Don't get me wrong - all the information you need is in the assembly guide, and it has a lot of ground to cover with the multiple configurations in which you can build the Gannet - but this really is a kit where it will pay dividends to study the instructions carefully and plan exactly what you're doing ahead of diving in. 

Colour matches for Humbrol paints are included for most details throughout assembly.

The exterior painting guides for the three featured aircraft are printed in colour on glassy paper, along with a very useful full-page diagram showing the positions of the servicing stencils for the airframe and ordnance.

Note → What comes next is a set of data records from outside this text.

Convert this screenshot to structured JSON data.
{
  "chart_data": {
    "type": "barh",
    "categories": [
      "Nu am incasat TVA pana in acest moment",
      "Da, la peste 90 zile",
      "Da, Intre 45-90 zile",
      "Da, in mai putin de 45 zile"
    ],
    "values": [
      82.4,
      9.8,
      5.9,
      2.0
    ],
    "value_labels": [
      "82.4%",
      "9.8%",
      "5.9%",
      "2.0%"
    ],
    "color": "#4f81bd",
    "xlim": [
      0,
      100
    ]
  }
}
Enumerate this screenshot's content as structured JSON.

Fairey Gannet AS.4, s/n XA460, 849 Naval Air Squadron, RNAS Culdrose, 1959

Fairey Gannet AS.4, s/n XA460, 849 Naval Air Squadron, RNAS Culdrose, 1959

Fairey Gannet AS.4, s/n XA418, 815 Naval Air Squadron, HMS Ark Royal, 1958

Fairey Gannet AS.4, s/n XA418, 815 Naval Air Squadron, HMS Ark Royal, 1958

Fairey Gannet AS.1, s/n XA335, 847 Naval Air Squadron, RAF Nicosia, Cyprus, 1957

Fairey Gannet AS.1, s/n XA335, 847 Naval Air Squadron, RAF Nicosia, Cyprus, 1957

The decals are superb quality - hardly surprising, because they're custom-printed for Airfix by Cartograf. It's a huge sheet, and the register and colours look spot-on, with virtually no excess carrier film on the glossy items except where it's used to group elements. Almost half the space on the sheet is devoted to a mass of servicing stencils,  so the full-page diagram is especially welcome.

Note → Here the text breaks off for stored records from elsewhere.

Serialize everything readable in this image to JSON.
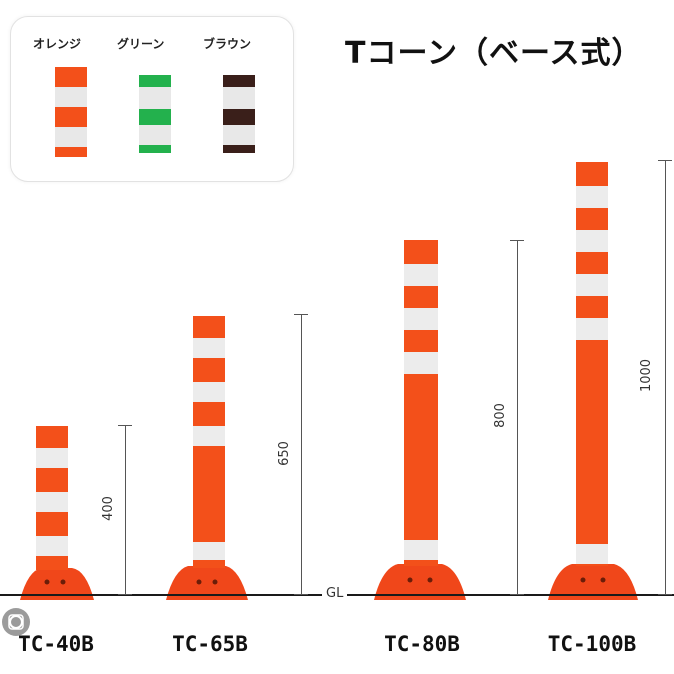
{
  "title": "Tコーン（ベース式）",
  "legend": {
    "items": [
      {
        "label": "オレンジ",
        "color": "#f3501a"
      },
      {
        "label": "グリーン",
        "color": "#23b14d"
      },
      {
        "label": "ブラウン",
        "color": "#3a1f1a"
      }
    ]
  },
  "ground_label": "GL",
  "colors": {
    "post": "#f3501a",
    "reflector": "#ececec",
    "base": "#f0471a",
    "dim_line": "#555555"
  },
  "posts": [
    {
      "model": "TC-40B",
      "height_mm": "400"
    },
    {
      "model": "TC-65B",
      "height_mm": "650"
    },
    {
      "model": "TC-80B",
      "height_mm": "800"
    },
    {
      "model": "TC-100B",
      "height_mm": "1000"
    }
  ],
  "icons": {
    "corner": "google-lens-icon"
  }
}
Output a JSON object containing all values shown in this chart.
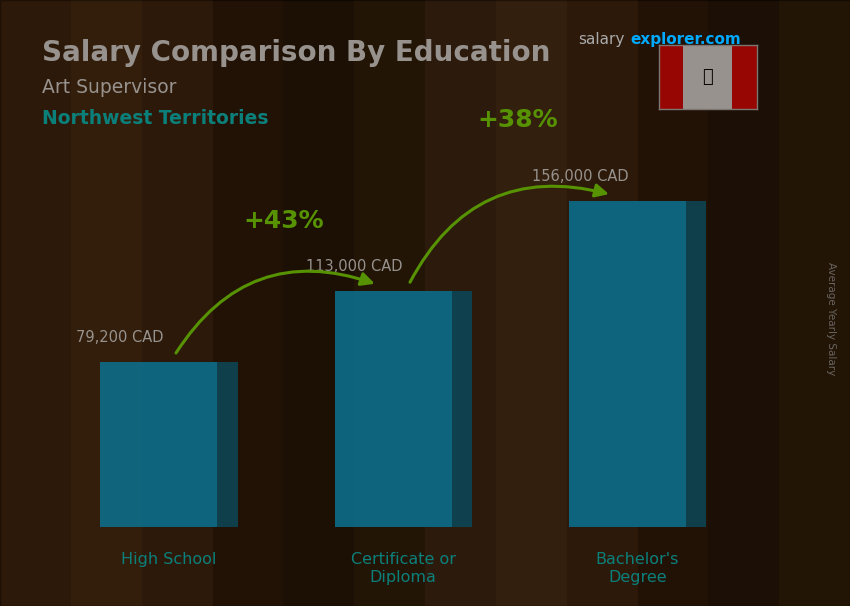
{
  "title_main": "Salary Comparison By Education",
  "subtitle1": "Art Supervisor",
  "subtitle2": "Northwest Territories",
  "categories": [
    "High School",
    "Certificate or\nDiploma",
    "Bachelor's\nDegree"
  ],
  "values": [
    79200,
    113000,
    156000
  ],
  "value_labels": [
    "79,200 CAD",
    "113,000 CAD",
    "156,000 CAD"
  ],
  "pct_labels": [
    "+43%",
    "+38%"
  ],
  "bar_color_face": "#00BFFF",
  "bar_color_dark": "#007399",
  "bar_color_top": "#33CCFF",
  "title_color": "#ffffff",
  "subtitle1_color": "#ffffff",
  "subtitle2_color": "#00DDDD",
  "value_label_color": "#ffffff",
  "pct_color": "#88FF00",
  "xlabel_color": "#00DDDD",
  "ylabel_text": "Average Yearly Salary",
  "ylabel_color": "#aaaaaa",
  "site_color_salary": "#aaaaaa",
  "site_color_explorer": "#00AAFF",
  "arrow_color": "#88FF00",
  "bg_colors": [
    "#3a2510",
    "#2a1a08",
    "#1a1005",
    "#3a2510"
  ],
  "ylim": [
    0,
    200000
  ]
}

Airfix's 1:48 Fairey Gannet is a very impressive kit that deserves to be a huge success with anyone who likes Cold War aircraft or naval aviation in general. Looking at the quality of the parts, it shouldn't present any problems for newcomers to the hobby if they take their time, but it also offers the kind of detail that will appeal to experienced modellers - and it will provide a great starting point for the plethora of aftermarket upgrades which are almost certain to appear in its wake.

I've obviously been rather critical of the instructions, but I'm genuinely delighted with my purchase and I'm really looking forward to building Airfix's Gannet. It's not a pocket-money kit, but it represents excellent value for money in my opinion.